Glad to see you are still fighting the Cold War when China, more than any other country, should be considered the current "big bad." Just sayin'.
I didn't see that I downplayed China. Although I think you underestimate Russia.
I posted an article a
few months ago from one of the London newspapers, that it was Russia who approached China about dumping their bonds in a deliberate attempt to collapse the U.S. financial system.China declined (probably only because they are so intertwined and dependent on our economy, although they have since begun to insulate themselves, quietly getting out of U.S. assets) to help collapse us, and the Chinese warned Treasury Secretary Henry Paulson when he came to visit for the July 2008 Olympics in Beijing. It was at that point there was a scramble to put together a bailout package to prevent a meltdown of the system. Russian orchestrated.
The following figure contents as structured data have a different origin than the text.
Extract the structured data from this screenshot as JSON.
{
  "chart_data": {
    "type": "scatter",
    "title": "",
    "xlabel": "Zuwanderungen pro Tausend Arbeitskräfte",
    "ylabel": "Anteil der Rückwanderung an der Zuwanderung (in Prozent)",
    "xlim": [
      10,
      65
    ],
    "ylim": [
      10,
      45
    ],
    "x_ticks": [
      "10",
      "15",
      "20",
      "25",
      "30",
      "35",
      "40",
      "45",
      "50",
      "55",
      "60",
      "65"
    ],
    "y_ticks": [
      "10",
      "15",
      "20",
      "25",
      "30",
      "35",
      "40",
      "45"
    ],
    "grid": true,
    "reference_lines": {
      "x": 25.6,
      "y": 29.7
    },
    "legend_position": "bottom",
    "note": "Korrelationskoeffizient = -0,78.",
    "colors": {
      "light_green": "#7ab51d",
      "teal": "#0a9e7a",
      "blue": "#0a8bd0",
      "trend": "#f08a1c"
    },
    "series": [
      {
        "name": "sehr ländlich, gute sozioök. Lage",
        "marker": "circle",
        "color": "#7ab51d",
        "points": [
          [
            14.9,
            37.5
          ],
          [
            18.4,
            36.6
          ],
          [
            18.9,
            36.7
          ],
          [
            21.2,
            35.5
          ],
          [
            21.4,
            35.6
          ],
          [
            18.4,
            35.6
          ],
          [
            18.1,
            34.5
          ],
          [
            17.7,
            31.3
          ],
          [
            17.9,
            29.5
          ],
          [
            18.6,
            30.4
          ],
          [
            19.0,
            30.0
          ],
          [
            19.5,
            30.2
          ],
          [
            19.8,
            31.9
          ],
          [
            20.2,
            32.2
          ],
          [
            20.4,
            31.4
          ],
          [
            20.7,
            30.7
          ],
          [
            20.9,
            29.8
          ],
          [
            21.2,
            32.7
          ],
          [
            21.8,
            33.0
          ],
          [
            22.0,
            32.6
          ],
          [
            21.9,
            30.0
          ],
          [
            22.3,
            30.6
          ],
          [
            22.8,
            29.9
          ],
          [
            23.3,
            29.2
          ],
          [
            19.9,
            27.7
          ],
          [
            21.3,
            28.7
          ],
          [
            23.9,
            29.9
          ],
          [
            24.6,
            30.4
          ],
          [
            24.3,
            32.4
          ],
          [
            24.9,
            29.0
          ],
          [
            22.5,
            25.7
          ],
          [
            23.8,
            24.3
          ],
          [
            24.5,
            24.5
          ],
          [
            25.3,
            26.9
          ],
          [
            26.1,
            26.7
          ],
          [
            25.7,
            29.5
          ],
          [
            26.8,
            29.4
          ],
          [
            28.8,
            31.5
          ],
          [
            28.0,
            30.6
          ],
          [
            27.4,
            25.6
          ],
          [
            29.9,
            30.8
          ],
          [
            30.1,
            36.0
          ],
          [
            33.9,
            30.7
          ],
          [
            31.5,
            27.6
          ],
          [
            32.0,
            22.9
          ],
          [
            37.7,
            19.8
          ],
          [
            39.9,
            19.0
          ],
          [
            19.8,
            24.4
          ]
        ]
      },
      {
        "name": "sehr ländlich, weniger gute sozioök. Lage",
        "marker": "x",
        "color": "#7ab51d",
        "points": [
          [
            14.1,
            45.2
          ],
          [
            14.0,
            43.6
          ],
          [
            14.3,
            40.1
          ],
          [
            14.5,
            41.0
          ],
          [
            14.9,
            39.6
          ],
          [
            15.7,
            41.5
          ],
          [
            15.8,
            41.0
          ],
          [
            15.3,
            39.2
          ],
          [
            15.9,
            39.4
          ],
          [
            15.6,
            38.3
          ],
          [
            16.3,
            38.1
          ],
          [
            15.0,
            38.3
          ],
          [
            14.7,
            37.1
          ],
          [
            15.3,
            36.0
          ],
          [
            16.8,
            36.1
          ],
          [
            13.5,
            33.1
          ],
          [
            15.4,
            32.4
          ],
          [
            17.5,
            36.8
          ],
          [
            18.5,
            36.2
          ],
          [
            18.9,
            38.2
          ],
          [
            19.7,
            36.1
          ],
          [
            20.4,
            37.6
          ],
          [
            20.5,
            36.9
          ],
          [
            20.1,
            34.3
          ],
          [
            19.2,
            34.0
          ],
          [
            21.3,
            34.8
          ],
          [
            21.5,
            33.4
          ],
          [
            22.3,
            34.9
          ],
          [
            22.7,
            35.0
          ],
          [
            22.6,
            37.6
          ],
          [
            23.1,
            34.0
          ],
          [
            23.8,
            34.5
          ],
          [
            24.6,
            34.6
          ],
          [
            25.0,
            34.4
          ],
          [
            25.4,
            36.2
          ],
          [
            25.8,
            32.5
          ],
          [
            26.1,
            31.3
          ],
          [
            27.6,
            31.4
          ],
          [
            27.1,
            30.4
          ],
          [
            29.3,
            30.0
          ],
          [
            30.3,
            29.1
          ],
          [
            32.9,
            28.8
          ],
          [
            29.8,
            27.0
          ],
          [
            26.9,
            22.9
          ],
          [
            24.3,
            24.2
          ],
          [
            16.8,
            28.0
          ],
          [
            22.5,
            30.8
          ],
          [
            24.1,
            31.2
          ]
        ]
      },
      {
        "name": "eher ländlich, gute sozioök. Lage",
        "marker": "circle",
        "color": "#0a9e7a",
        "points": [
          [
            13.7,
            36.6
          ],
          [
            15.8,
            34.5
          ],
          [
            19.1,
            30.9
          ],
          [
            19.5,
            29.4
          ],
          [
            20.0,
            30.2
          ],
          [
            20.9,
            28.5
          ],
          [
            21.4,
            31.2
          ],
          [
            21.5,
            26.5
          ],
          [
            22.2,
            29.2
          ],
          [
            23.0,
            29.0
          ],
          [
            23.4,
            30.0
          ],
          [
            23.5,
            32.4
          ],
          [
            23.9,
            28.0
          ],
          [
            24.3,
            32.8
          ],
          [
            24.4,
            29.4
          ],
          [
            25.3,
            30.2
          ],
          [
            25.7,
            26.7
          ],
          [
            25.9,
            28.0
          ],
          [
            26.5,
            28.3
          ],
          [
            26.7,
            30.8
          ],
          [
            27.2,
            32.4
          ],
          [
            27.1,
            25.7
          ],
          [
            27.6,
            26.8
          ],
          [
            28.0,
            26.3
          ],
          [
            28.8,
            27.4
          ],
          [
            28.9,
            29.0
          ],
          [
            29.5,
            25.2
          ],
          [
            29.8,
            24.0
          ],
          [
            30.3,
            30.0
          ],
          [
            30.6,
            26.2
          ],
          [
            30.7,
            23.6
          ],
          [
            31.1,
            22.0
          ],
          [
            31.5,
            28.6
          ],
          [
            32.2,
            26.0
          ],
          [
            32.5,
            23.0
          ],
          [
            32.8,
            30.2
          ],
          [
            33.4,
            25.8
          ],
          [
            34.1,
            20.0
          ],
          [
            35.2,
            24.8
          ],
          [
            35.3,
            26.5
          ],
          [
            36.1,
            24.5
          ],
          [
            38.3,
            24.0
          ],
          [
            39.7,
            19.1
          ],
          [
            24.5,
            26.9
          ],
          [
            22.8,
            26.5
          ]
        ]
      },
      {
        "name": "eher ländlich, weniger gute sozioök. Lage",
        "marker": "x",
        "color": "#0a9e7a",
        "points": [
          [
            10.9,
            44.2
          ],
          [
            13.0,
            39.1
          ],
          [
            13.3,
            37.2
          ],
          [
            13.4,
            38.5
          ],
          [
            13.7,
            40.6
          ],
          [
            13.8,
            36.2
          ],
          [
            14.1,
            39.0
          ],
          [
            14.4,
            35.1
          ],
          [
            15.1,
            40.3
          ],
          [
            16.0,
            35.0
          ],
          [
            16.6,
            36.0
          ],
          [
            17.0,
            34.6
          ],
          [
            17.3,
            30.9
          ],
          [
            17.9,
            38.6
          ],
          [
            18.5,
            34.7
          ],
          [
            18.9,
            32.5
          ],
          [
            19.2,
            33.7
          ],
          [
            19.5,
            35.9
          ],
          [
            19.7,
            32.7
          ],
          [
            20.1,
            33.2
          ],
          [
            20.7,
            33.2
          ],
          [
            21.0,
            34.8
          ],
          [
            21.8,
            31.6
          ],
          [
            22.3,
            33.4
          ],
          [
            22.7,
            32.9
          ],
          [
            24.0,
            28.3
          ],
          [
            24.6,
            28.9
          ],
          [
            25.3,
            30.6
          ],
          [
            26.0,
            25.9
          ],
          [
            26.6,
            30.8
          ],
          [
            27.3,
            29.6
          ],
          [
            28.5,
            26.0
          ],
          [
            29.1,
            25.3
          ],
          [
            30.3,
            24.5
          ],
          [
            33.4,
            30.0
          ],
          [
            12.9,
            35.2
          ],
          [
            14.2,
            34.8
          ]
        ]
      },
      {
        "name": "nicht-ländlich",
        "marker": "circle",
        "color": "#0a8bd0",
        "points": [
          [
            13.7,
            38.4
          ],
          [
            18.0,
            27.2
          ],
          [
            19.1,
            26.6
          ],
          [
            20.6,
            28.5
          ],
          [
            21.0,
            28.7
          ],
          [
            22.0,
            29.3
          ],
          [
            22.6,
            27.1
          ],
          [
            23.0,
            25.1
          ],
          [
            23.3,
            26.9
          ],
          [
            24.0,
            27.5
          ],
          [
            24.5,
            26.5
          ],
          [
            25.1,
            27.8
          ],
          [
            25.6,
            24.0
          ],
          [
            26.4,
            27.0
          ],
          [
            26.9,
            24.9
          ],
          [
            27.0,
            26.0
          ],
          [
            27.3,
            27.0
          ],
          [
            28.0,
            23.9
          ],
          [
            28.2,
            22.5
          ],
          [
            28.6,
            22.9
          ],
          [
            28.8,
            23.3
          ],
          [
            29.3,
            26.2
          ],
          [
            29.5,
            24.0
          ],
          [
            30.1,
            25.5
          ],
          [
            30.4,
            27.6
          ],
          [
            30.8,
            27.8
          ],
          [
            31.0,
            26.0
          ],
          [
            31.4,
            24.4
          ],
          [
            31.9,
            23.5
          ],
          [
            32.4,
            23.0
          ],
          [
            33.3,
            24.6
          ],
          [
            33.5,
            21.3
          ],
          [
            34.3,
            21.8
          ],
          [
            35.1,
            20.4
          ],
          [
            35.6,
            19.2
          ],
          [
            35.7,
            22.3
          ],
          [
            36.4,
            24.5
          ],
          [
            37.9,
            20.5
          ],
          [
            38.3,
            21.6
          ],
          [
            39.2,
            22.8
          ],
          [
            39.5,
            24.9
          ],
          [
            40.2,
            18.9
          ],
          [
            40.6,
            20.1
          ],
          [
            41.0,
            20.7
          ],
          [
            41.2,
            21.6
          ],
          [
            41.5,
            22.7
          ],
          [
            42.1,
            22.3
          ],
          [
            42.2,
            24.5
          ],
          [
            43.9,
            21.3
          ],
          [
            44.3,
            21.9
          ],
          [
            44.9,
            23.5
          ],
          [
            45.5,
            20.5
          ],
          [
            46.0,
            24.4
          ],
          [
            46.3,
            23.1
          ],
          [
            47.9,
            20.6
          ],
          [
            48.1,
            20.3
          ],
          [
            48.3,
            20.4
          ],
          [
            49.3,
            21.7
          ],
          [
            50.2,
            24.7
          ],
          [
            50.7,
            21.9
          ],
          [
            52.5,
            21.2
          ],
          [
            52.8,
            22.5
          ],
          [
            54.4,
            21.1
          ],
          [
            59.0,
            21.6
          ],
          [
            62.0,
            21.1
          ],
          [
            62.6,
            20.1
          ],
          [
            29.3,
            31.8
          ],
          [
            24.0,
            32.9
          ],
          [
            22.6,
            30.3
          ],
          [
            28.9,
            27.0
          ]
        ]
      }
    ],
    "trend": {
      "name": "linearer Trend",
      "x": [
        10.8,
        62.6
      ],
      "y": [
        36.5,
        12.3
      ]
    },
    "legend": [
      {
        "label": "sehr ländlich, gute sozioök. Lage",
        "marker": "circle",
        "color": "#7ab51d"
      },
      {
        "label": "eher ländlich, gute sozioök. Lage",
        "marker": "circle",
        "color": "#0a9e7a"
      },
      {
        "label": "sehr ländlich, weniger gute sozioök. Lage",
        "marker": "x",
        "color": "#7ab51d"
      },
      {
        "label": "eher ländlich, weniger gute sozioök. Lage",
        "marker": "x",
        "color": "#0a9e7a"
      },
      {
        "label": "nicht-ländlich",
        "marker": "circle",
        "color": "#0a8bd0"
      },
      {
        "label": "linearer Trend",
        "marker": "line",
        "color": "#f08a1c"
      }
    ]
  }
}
It's no secret that Russia would like to reconquer their so-called "near abroad", the former Soviet states, such as Belarus, Ukraine, Georgia, Khazakstan and so forth. And a collapsed United States would allow them to do that unopposed. Russia also (with some justification) sees the United States as encirling them with either military advisors or troops in Poland, Rumania, Bosnia, Armenia, Uzbekistan (we pulled out of this one), Afghanistan, Pakistan, and many Persian Gulf states. The proper thing to do after the Soviet collapse would have been to respect that as Russian turf, and not have military presence there, and even expand NATO into former soviet territories. While I see our objectives in these places as benign and not imperial, I can see where this would be threatening to the Russian leadership.
But despite your saying I'm living in the past, I think I've made a good case for the fact that Russia is still an enemy, and very hostile to the U.S.
And Russia, by the way, is a major supplier of oil to the rest of Europe. They've already shown their willingness to use oil supply as a leveraging weapon on the rest of Europe, as shown with Ukraine.
Likewise, China resents us for our protection of Taiwan and other exploitable nations in China's back yard. And likewise, China (as I detailed discussing China's first-, second- and third-island-chain defensive borders) is likewise aggressively planning a takedown of U.S. supremacy in the Pacific.
In addition, China has conducted a number of cyber attacks on U.S. defenses and technological information. Often just a test of their capability, but also very destructive and compromising.
I don't even need to detail the Islamic threat to the U.S., or the threat from the so-called "friendly" islamic states, such as Pakistan and Saudi Arabia.
But the point is, Russia is demonstrably not the obsolete threat you seem to believe it is.